Victorian London fog!
the "Illuminati" game
Oh. my. stars and garters.
Based on the trilogy? Yes?
Based on the trilogy.
Victor, did you get the original game, or the reprint? And heck yeah, game night!
I tried to read her latest, Oryx and Crake, but I couldn't get into it.
It takes a while to grow on you but it's worth the struggle. I found the structure of O&C very similar to The Blind Assassin, with storylines from the present day and the past being melded together in opposing chapters.
Based on the trilogy.
A-Yup. Basically, you play an Illuminati, and you have to control various things, like the Republicans, or the Secret Masters of Fandom, or Trekkies, etc., in order to win. Except each Illuminati has a different goal. It's very fun. Especially when you end up with combinations like "The Moral Minority controlling Pornography controlling the Phone Company."

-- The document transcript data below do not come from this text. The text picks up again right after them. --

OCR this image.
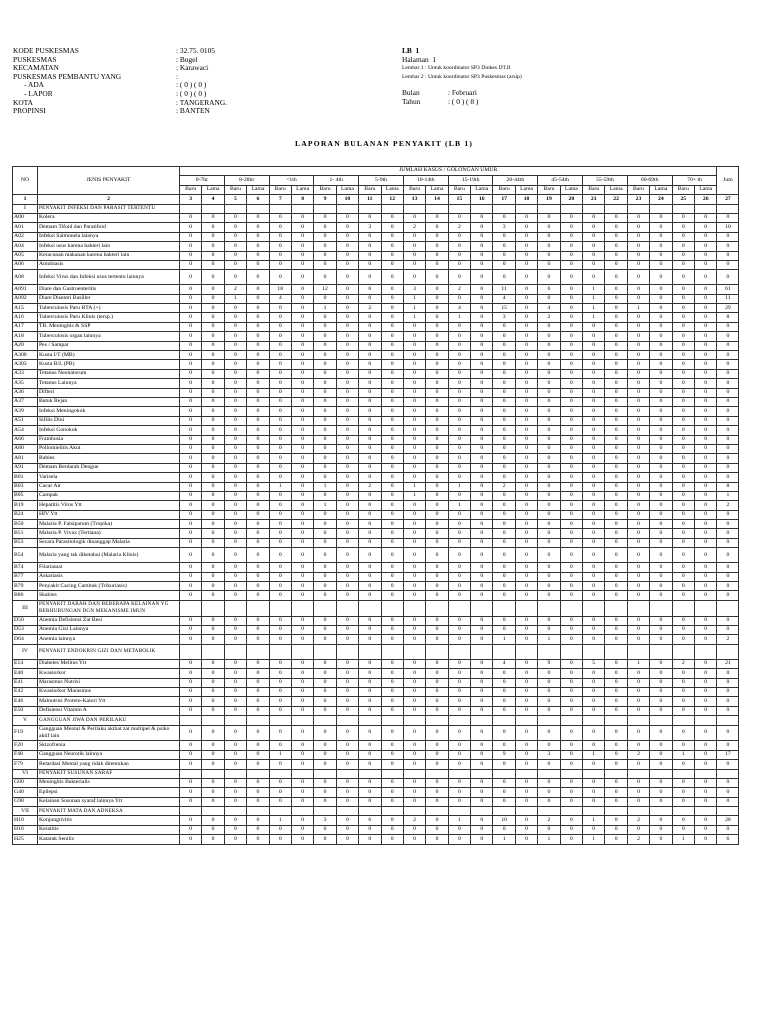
KODE PUSKESMAS
PUSKESMAS
KECAMATAN
PUSKESMAS PEMBANTU YANG
- ADA
- LAPOR
KOTA
PROPINSI
: 32.75. 0105
: Bugel
: Karawaci
:
: ( 0 ) ( 0 )
: ( 0 ) ( 0 )
: TANGERANG.
: BANTEN
LB  1
Halaman  1
Lembar 1 : Untuk koordinator SP3 Dinkes DT.II
Lembar 2 : Untuk koordinator SP3 Puskesmas (arsip)
Bulan	: Februari
Tahun	: ( 0 ) ( 8 )
LAPORAN BULANAN PENYAKIT (LB 1)
NO	JENIS PENYAKIT	JUMLAH KASUS / GOLONGAN UMUR																								Jum
		0-7hr		8-28hr		<1th		1- 4th		5-9th		10-14th		15-19th		20-44th		45-54th		55-59th		60-69th		70+ th		
		Baru	Lama	Baru	Lama	Baru	Lama	Baru	Lama	Baru	Lama	Baru	Lama	Baru	Lama	Baru	Lama	Baru	Lama	Baru	Lama	Baru	Lama	Baru	Lama	
1	2	3	4	5	6	7	8	9	10	11	12	13	14	15	16	17	18	19	20	21	22	23	24	25	26	27
I	PENYAKIT INFEKSI DAN PARASIT TERTENTU																									
A00	Kolera	0	0	0	0	0	0	0	0	0	0	0	0	0	0	0	0	0	0	0	0	0	0	0	0	0
A01	Demam Tifoid dan Paratifoid	0	0	0	0	0	0	0	0	3	0	2	0	2	0	3	0	0	0	0	0	0	0	0	0	10
A02	Infeksi Salmonela lainnya	0	0	0	0	0	0	0	0	0	0	0	0	0	0	0	0	0	0	0	0	0	0	0	0	0
A04	Infeksi usus karena bakteri lain	0	0	0	0	0	0	0	0	0	0	0	0	0	0	0	0	0	0	0	0	0	0	0	0	0
A05	Keracunan makanan karena bakteri lain	0	0	0	0	0	0	0	0	0	0	0	0	0	0	0	0	0	0	0	0	0	0	0	0	0
A06	Amubiasis	0	0	0	0	0	0	0	0	0	0	0	0	0	0	0	0	0	0	0	0	0	0	0	0	0
A08	Infeksi Virus dan Infeksi usus tertentu lainnya	0	0	0	0	0	0	0	0	0	0	0	0	0	0	0	0	0	0	0	0	0	0	0	0	0
A091	Diare dan Gastroenteritis	0	0	2	0	18	0	12	0	6	0	3	0	2	0	11	0	6	0	1	0	0	0	0	0	61
A092	Diare Disentri Basiller	0	0	1	0	4	0	0	0	0	0	1	0	0	0	4	0	0	0	1	0	0	0	0	0	11
A15	Tuberculosis Paru BTA (+)	0	0	0	0	0	0	1	0	2	0	1	0	4	0	15	0	4	0	1	0	1	0	0	0	29
A16	Tuberculosis Paru Klinis (tersp.)	0	0	0	0	0	0	0	0	0	0	1	0	1	0	3	0	2	0	1	0	0	0	0	0	8
A17	TB. Meningitis & SSP	0	0	0	0	0	0	0	0	0	0	0	0	0	0	0	0	0	0	0	0	0	0	0	0	0
A18	Tuberculosis organ lainnya	0	0	0	0	0	0	0	0	0	0	0	0	0	0	0	0	0	0	0	0	0	0	0	0	0
A20	Pes / Sampar	0	0	0	0	0	0	0	0	0	0	0	0	0	0	0	0	0	0	0	0	0	0	0	0	0
A300	Kusta I/T (MB)	0	0	0	0	0	0	0	0	0	0	0	0	0	0	0	0	0	0	0	0	0	0	0	0	0
A303	Kusta B/L (PB)	0	0	0	0	0	0	0	0	0	0	0	0	0	0	0	0	0	0	0	0	0	0	0	0	0
A33	Tetanus Neonatorum	0	0	0	0	0	0	0	0	0	0	0	0	0	0	0	0	0	0	0	0	0	0	0	0	0
A35	Tetanus Lainnya	0	0	0	0	0	0	0	0	0	0	0	0	0	0	0	0	0	0	0	0	0	0	0	0	0
A36	Difteri	0	0	0	0	0	0	0	0	0	0	0	0	0	0	0	0	0	0	0	0	0	0	0	0	0
A37	Batuk Rejan	0	0	0	0	0	0	0	0	0	0	0	0	0	0	0	0	0	0	0	0	0	0	0	0	0
A39	Infeksi Meningokok	0	0	0	0	0	0	0	0	0	0	0	0	0	0	0	0	0	0	0	0	0	0	0	0	0
A51	Sifilis Dini	0	0	0	0	0	0	0	0	0	0	0	0	0	0	0	0	0	0	0	0	0	0	0	0	0
A54	Infeksi Gonokok	0	0	0	0	0	0	0	0	0	0	0	0	0	0	0	0	0	0	0	0	0	0	0	0	0
A66	Frambusia	0	0	0	0	0	0	0	0	0	0	0	0	0	0	0	0	0	0	0	0	0	0	0	0	0
A80	Poliomielitis Akut	0	0	0	0	0	0	0	0	0	0	0	0	0	0	0	0	0	0	0	0	0	0	0	0	0
A81	Rabies	0	0	0	0	0	0	0	0	0	0	0	0	0	0	0	0	0	0	0	0	0	0	0	0	0
A91	Demam Berdarah Dengue	0	0	0	0	0	0	0	0	0	0	0	0	0	0	0	0	0	0	0	0	0	0	0	0	0
B01	Varisela	0	0	0	0	0	0	0	0	0	0	0	0	0	0	0	0	0	0	0	0	0	0	0	0	0
B03	Cacar Air	0	0	0	0	1	0	1	0	2	0	1	0	1	0	2	0	0	0	0	0	0	0	0	0	8
B05	Campak	0	0	0	0	0	0	0	0	0	0	1	0	0	0	0	0	0	0	0	0	0	0	0	0	1
B19	Hepatitis Virus Ytt	0	0	0	0	0	0	1	0	0	0	0	0	1	0	0	0	0	0	0	0	0	0	0	0	2
B24	HIV Ytt	0	0	0	0	0	0	0	0	0	0	0	0	0	0	0	0	0	0	0	0	0	0	0	0	0
B50	Malaria P. Falsiparum (Tropika)	0	0	0	0	0	0	0	0	0	0	0	0	0	0	0	0	0	0	0	0	0	0	0	0	0
B51	Malaria P. Vivax (Tertiana)	0	0	0	0	0	0	0	0	0	0	0	0	0	0	0	0	0	0	0	0	0	0	0	0	0
B53	Secara Parasitologik dinanggap Malaria	0	0	0	0	0	0	0	0	0	0	0	0	0	0	0	0	0	0	0	0	0	0	0	0	0
B54	Malaria yang tak diketahui (Malaria Klinis)	0	0	0	0	0	0	0	0	0	0	0	0	0	0	0	0	0	0	0	0	0	0	0	0	0
B74	Filariasasi	0	0	0	0	0	0	0	0	0	0	0	0	0	0	0	0	0	0	0	0	0	0	0	0	0
B77	Askariasis	0	0	0	0	0	0	0	0	0	0	0	0	0	0	0	0	0	0	0	0	0	0	0	0	0
B79	Penyakit Cacing Cambuk (Trikuriasis)	0	0	0	0	0	0	0	0	0	0	0	0	0	0	0	0	0	0	0	0	0	0	0	0	0
B86	Skabies	0	0	0	0	0	0	0	0	0	0	0	0	0	0	0	0	0	0	0	0	0	0	0	0	0
III	PENYAKIT DARAH DAN BEBERAPA KELAINAN YG BERHUBUNGAN DGN MEKANISME IMUN																									
D50	Anemia Defisiensi Zat Besi	0	0	0	0	0	0	0	0	0	0	0	0	0	0	0	0	0	0	0	0	0	0	0	0	0
D53	Anemia Gizi Lainnya	0	0	0	0	0	0	0	0	0	0	0	0	0	0	0	0	0	0	0	0	0	0	0	0	0
D64	Anemia lainnya	0	0	0	0	0	0	0	0	0	0	0	0	0	0	1	0	1	0	0	0	0	0	0	0	2
IV	PENYAKIT ENDOKRIN GIZI DAN METABOLIK																									
E14	Diabetes Melitus Ytt	0	0	0	0	0	0	0	0	0	0	0	0	0	0	4	0	9	0	5	0	1	0	2	0	21
E40	Kwasiorkor	0	0	0	0	0	0	0	0	0	0	0	0	0	0	0	0	0	0	0	0	0	0	0	0	0
E41	Marasmus Nutrisi	0	0	0	0	0	0	0	0	0	0	0	0	0	0	0	0	0	0	0	0	0	0	0	0	0
E42	Kwasiorkor Marasmus	0	0	0	0	0	0	0	0	0	0	0	0	0	0	0	0	0	0	0	0	0	0	0	0	0
E46	Malnutrisi Protein-Kalori Ytt	0	0	0	0	0	0	0	0	0	0	0	0	0	0	0	0	0	0	0	0	0	0	0	0	0
E50	Defisiensi Vitamin A	0	0	0	0	0	0	0	0	0	0	0	0	0	0	0	0	0	0	0	0	0	0	0	0	0
V	GANGGUAN JIWA DAN PERILAKU																									
F19	Gangguan Mental & Perilaku akibat zat multipel & psiko aktif lain	0	0	0	0	0	0	0	0	0	0	0	0	0	0	0	0	0	0	0	0	0	0	0	0	0
F20	Skizofrenia	0	0	0	0	0	0	0	0	0	0	0	0	0	0	0	0	0	0	0	0	0	0	0	0	0
F48	Gangguan Neurotik lainnya	0	0	0	0	1	0	0	0	0	0	0	0	0	0	9	0	3	0	1	0	2	0	1	0	17
F79	Retardasi Mental yang tidak ditentukan	0	0	0	0	0	0	0	0	0	0	0	0	0	0	0	0	0	0	0	0	0	0	0	0	0
VI	PENYAKIT SUSUNAN SARAF																									
G00	Meningitis Bakterialis	0	0	0	0	0	0	0	0	0	0	0	0	0	0	0	0	0	0	0	0	0	0	0	0	0
G40	Epilepsi	0	0	0	0	0	0	0	0	0	0	0	0	0	0	0	0	0	0	0	0	0	0	0	0	0
G98	Kelainan Susunan syaraf lainnya Ytt	0	0	0	0	0	0	0	0	0	0	0	0	0	0	0	0	0	0	0	0	0	0	0	0	0
VII	PENYAKIT MATA DAN ADNEKSA																									
H10	Konjungtivitis	0	0	0	0	1	0	3	0	6	0	2	0	1	0	10	0	2	0	1	0	2	0	0	0	28
H16	Keratitis	0	0	0	0	0	0	0	0	0	0	0	0	0	0	0	0	0	0	0	0	0	0	0	0	0
H25	Katarak Senilis	0	0	0	0	0	0	0	0	0	0	0	0	0	0	1	0	1	0	1	0	2	0	1	0	6
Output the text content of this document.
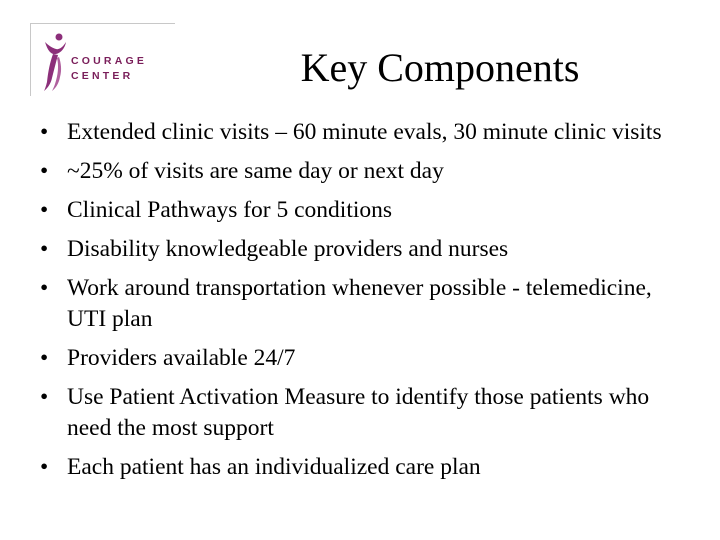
COURAGE
CENTER	Key Components
• Extended clinic visits – 60 minute evals, 30 minute clinic visits
• ~25% of visits are same day or next day
• Clinical Pathways for 5 conditions
• Disability knowledgeable providers and nurses
• Work around transportation whenever possible - telemedicine, UTI plan
• Providers available 24/7
• Use Patient Activation Measure to identify those patients who need the most support
• Each patient has an individualized care plan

And of course, I love the book. For all its faults, it's a fun read.
Victor, did you get the original game, or the reprint? And heck yeah, game night!
It's the reprint, but I've gone through it and it's the original game with prettier pictures.
It's the reprint, but I've gone through it and it's the original game with prettier pictures.
EEEEEE!!!
Must own.
Many hours of my life spent between that and Car Wars, you see.
Just finished reading my mother's Da Vinci Code. It was ... well, it depends on how much crack he's on, really. A cursory web scan indicates "a fair amount." Is that true?
That was somewhat my feeling, too. Also, I liked the story, and I usually love those puzzle-type novels, but I just kept getting annoyed at his style. All those chapters ending with "Sophie knew that what she had seen would explain the answer, but she couldn't think about that now," or "Langdon knew that she'd understand once he told her the answer to her question, but that would have to wait for later" didn't create suspense, they just created aggravation. Well, for me, anyway. Also, all the times that the characters would have an entire clue, but the readers would just see part of it for a few chapters. And, I just got frustrated reading through pages and pages of
characters trying to work out clues that I'd already figured out, where there was really no action going on other than them going down dead ends.
I wanted something to happen, and it sometimes took awhile before it did.